Effort to override Arkansas Works veto fails, opponents may try again in 2017

by Steve Brawner ([email protected]) 128 views 

An attempt failed in the Senate Tuesday to override Gov. Asa Hutchinson’s line item veto of a section of a law that would have ended his Arkansas Works program this year.

Sen. Bart Hester, R-Cave Springs, an Arkansas Works opponent, made the motion. No one spoke for or against it, including him. The motion failed on a voice vote, and no one asked for a roll call. SB121 will fund the $8.4 billion Department of Human Services Division of Medical Services appropriation, which includes $1.7 billion for Arkansas Works and also funds other programs, such as nursing homes.

Arkansas Works is Hutchinson’s version of the private option, which uses federal Medicaid dollars to purchase private health insurance for Arkansans with incomes up to 138% of the federal poverty level. As of the end of January, 267,590 Arkansans were eligible for coverage.

The controversial program was approved in a recent special session, 70-30 in the House and 25-10 in the Senate. It lacked the three-fourths majority that is required to fund all state appropriations, falling five votes short in the House and two in the Senate.

Two senators could not be persuaded to fund the division unless Arkansas Works was removed. So the Hutchinson administration and legislators created a strategy to amend the bill so that Arkansas Works would end at the end of this year, instead of in 2021 as originally stated in the bill. Once that measure passed both the House and Senate, Hutchinson used his line-item veto to veto only that amendment, knowing the Legislature would not have the majority needed to override it.

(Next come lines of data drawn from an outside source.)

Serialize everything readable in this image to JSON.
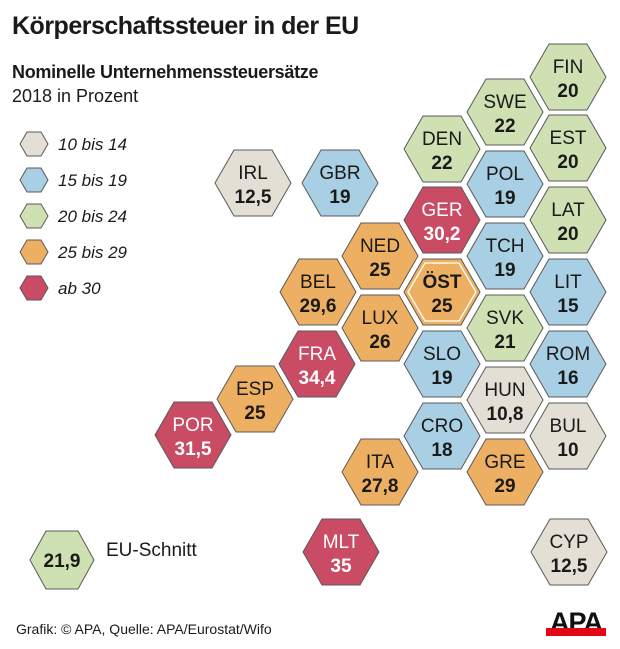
{
  "title": "Körperschaftssteuer in der EU",
  "subtitle": "Nominelle Unternehmenssteuersätze",
  "period": "2018 in Prozent",
  "source": "Grafik: © APA, Quelle: APA/Eurostat/Wifo",
  "logo": "APA",
  "colors": {
    "10-14": "#e3dfd4",
    "15-19": "#a8cfe3",
    "20-24": "#cfe0b2",
    "25-29": "#edb062",
    "30+": "#c94b64"
  },
  "legend": [
    {
      "label": "10 bis 14",
      "color": "#e3dfd4"
    },
    {
      "label": "15 bis 19",
      "color": "#a8cfe3"
    },
    {
      "label": "20 bis 24",
      "color": "#cfe0b2"
    },
    {
      "label": "25 bis 29",
      "color": "#edb062"
    },
    {
      "label": "ab 30",
      "color": "#c94b64"
    }
  ],
  "eu_average": {
    "value": "21,9",
    "label": "EU-Schnitt"
  },
  "countries": [
    {
      "code": "FIN",
      "value": "20"
    },
    {
      "code": "SWE",
      "value": "22"
    },
    {
      "code": "DEN",
      "value": "22"
    },
    {
      "code": "EST",
      "value": "20"
    },
    {
      "code": "IRL",
      "value": "12,5"
    },
    {
      "code": "GBR",
      "value": "19"
    },
    {
      "code": "POL",
      "value": "19"
    },
    {
      "code": "GER",
      "value": "30,2"
    },
    {
      "code": "LAT",
      "value": "20"
    },
    {
      "code": "NED",
      "value": "25"
    },
    {
      "code": "TCH",
      "value": "19"
    },
    {
      "code": "BEL",
      "value": "29,6"
    },
    {
      "code": "ÖST",
      "value": "25",
      "highlight": true
    },
    {
      "code": "LIT",
      "value": "15"
    },
    {
      "code": "LUX",
      "value": "26"
    },
    {
      "code": "SVK",
      "value": "21"
    },
    {
      "code": "FRA",
      "value": "34,4"
    },
    {
      "code": "SLO",
      "value": "19"
    },
    {
      "code": "ROM",
      "value": "16"
    },
    {
      "code": "ESP",
      "value": "25"
    },
    {
      "code": "HUN",
      "value": "10,8"
    },
    {
      "code": "POR",
      "value": "31,5"
    },
    {
      "code": "CRO",
      "value": "18"
    },
    {
      "code": "BUL",
      "value": "10"
    },
    {
      "code": "ITA",
      "value": "27,8"
    },
    {
      "code": "GRE",
      "value": "29"
    },
    {
      "code": "MLT",
      "value": "35"
    },
    {
      "code": "CYP",
      "value": "12,5"
    }
  ]
}
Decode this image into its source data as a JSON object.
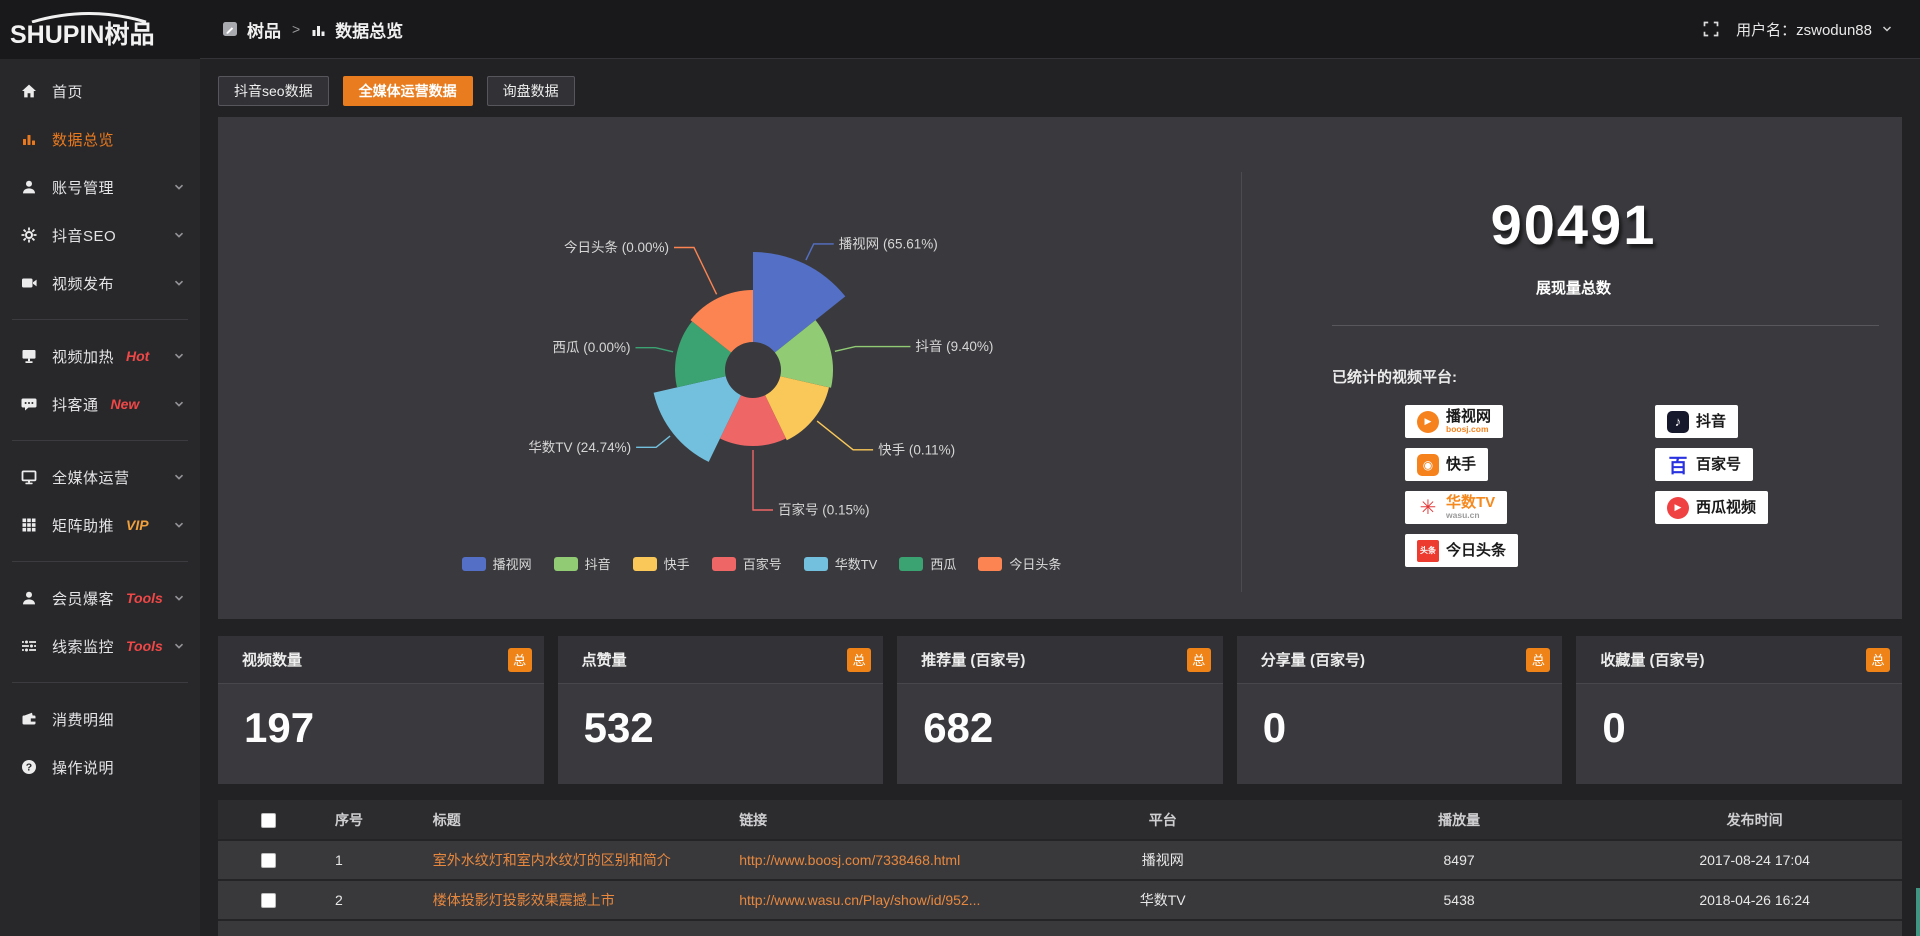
{
  "logo": {
    "text_en": "SHUPIN",
    "text_cn": "树品"
  },
  "topbar": {
    "breadcrumb_root": "树品",
    "breadcrumb_sep": ">",
    "breadcrumb_current": "数据总览",
    "user_label": "用户名：zswodun88"
  },
  "sidebar": {
    "items": [
      {
        "label": "首页"
      },
      {
        "label": "数据总览"
      },
      {
        "label": "账号管理"
      },
      {
        "label": "抖音SEO"
      },
      {
        "label": "视频发布"
      },
      {
        "label": "视频加热",
        "badge": "Hot"
      },
      {
        "label": "抖客通",
        "badge": "New"
      },
      {
        "label": "全媒体运营"
      },
      {
        "label": "矩阵助推",
        "badge": "VIP"
      },
      {
        "label": "会员爆客",
        "badge": "Tools"
      },
      {
        "label": "线索监控",
        "badge": "Tools"
      },
      {
        "label": "消费明细"
      },
      {
        "label": "操作说明"
      }
    ]
  },
  "tabs": {
    "items": [
      {
        "label": "抖音seo数据"
      },
      {
        "label": "全媒体运营数据",
        "active": true
      },
      {
        "label": "询盘数据"
      }
    ]
  },
  "summary": {
    "total": "90491",
    "total_label": "展现量总数",
    "platforms_title": "已统计的视频平台:"
  },
  "platforms": {
    "items": [
      {
        "name": "播视网",
        "sub": "boosj.com",
        "icon": "play-circle",
        "color": "#f6821e",
        "name_color": "#1a1a1a",
        "sub_color": "#f6821e"
      },
      {
        "name": "快手",
        "icon": "square-dot",
        "color": "#f6821e",
        "name_color": "#1a1a1a"
      },
      {
        "name": "华数TV",
        "sub": "wasu.cn",
        "icon": "burst",
        "color": "#e23a3a",
        "name_color": "#f6891e",
        "sub_color": "#9a9a9a"
      },
      {
        "name": "今日头条",
        "icon": "square-text",
        "glyph": "头条",
        "color": "#ed3b2f",
        "name_color": "#1a1a1a"
      },
      {
        "name": "抖音",
        "icon": "note",
        "color": "#16182c",
        "name_color": "#1a1a1a"
      },
      {
        "name": "百家号",
        "icon": "text",
        "glyph": "百",
        "color": "#2932e1",
        "name_color": "#1a1a1a"
      },
      {
        "name": "西瓜视频",
        "icon": "play-circle",
        "color": "#f04142",
        "name_color": "#1a1a1a"
      }
    ]
  },
  "chart_data": {
    "type": "pie",
    "rose": true,
    "values_are_percent": true,
    "equal_angles": true,
    "start_angle_deg": 0,
    "inner_radius": 28,
    "center": [
      535,
      253
    ],
    "legend_position": "bottom",
    "slices": [
      {
        "name": "播视网",
        "pct": 65.61,
        "color": "#5470c6",
        "r": 118,
        "label_r": 140,
        "label_dx": 20
      },
      {
        "name": "抖音",
        "pct": 9.4,
        "color": "#91cc75",
        "r": 80,
        "label_r": 105,
        "label_dx": 55
      },
      {
        "name": "快手",
        "pct": 0.11,
        "color": "#fac858",
        "r": 78,
        "label_r": 128,
        "label_dx": 20
      },
      {
        "name": "百家号",
        "pct": 0.15,
        "color": "#ee6666",
        "r": 76,
        "label_r": 140,
        "label_dx": 20
      },
      {
        "name": "华数TV",
        "pct": 24.74,
        "color": "#73c0de",
        "r": 102,
        "label_r": 124,
        "label_dx": 20
      },
      {
        "name": "西瓜",
        "pct": 0.0,
        "color": "#3ba272",
        "r": 78,
        "label_r": 100,
        "label_dx": 20
      },
      {
        "name": "今日头条",
        "pct": 0.0,
        "color": "#fc8452",
        "r": 80,
        "label_r": 136,
        "label_dx": 20
      }
    ]
  },
  "stats": {
    "cards": [
      {
        "label": "视频数量",
        "badge": "总",
        "value": "197"
      },
      {
        "label": "点赞量",
        "badge": "总",
        "value": "532"
      },
      {
        "label": "推荐量 (百家号)",
        "badge": "总",
        "value": "682"
      },
      {
        "label": "分享量 (百家号)",
        "badge": "总",
        "value": "0"
      },
      {
        "label": "收藏量 (百家号)",
        "badge": "总",
        "value": "0"
      }
    ]
  },
  "table": {
    "headers": {
      "no": "序号",
      "title": "标题",
      "link": "链接",
      "platform": "平台",
      "plays": "播放量",
      "time": "发布时间"
    },
    "rows": [
      {
        "no": "1",
        "title": "室外水纹灯和室内水纹灯的区别和简介",
        "link": "http://www.boosj.com/7338468.html",
        "platform": "播视网",
        "plays": "8497",
        "time": "2017-08-24 17:04"
      },
      {
        "no": "2",
        "title": "楼体投影灯投影效果震撼上市",
        "link": "http://www.wasu.cn/Play/show/id/952...",
        "platform": "华数TV",
        "plays": "5438",
        "time": "2018-04-26 16:24"
      }
    ],
    "has_partial_next_row": true
  }
}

The idea was to let opponents of Arkansas Works continue to vote against the program while allowing funding to move forward.

Hutchinson’s line item veto included a letter explaining that the General Assembly had approved Arkansas Works by a wide margin and that the appropriations process is not the proper place to change policy. He wrote that non-appropriation bills can only be considered during a fiscal session after a two-thirds vote approval by both Houses.

Asked about the lack of effort on behalf of the override, Hester said, “We could have fought it out and had the same arguments that we played out just a few days ago in the Legislature, but we knew what the score was and the votes were in all likelihood. But I felt like it was the appropriate thing to do, at least ask, right? It’s been a long road through this argument, and that was kind of the appropriate finish to make sure we made the efforts.”

Hester said he had visited with many of the other “no” votes, and they agreed to make the effort. So the issue is settled – until 2017.

“I would be hard-pressed to find a government program, and certainly you will not find a Medicaid program, that overdelivered on our promises,” he said. “We will find that the enrollment’s higher than they’re going to say, and the cost is higher than they’re going to say. And so I think time is my friend because the facts will continue to come out that this thing is over budget and unaffordable, and I think we’ll be forced to revisit that each year.”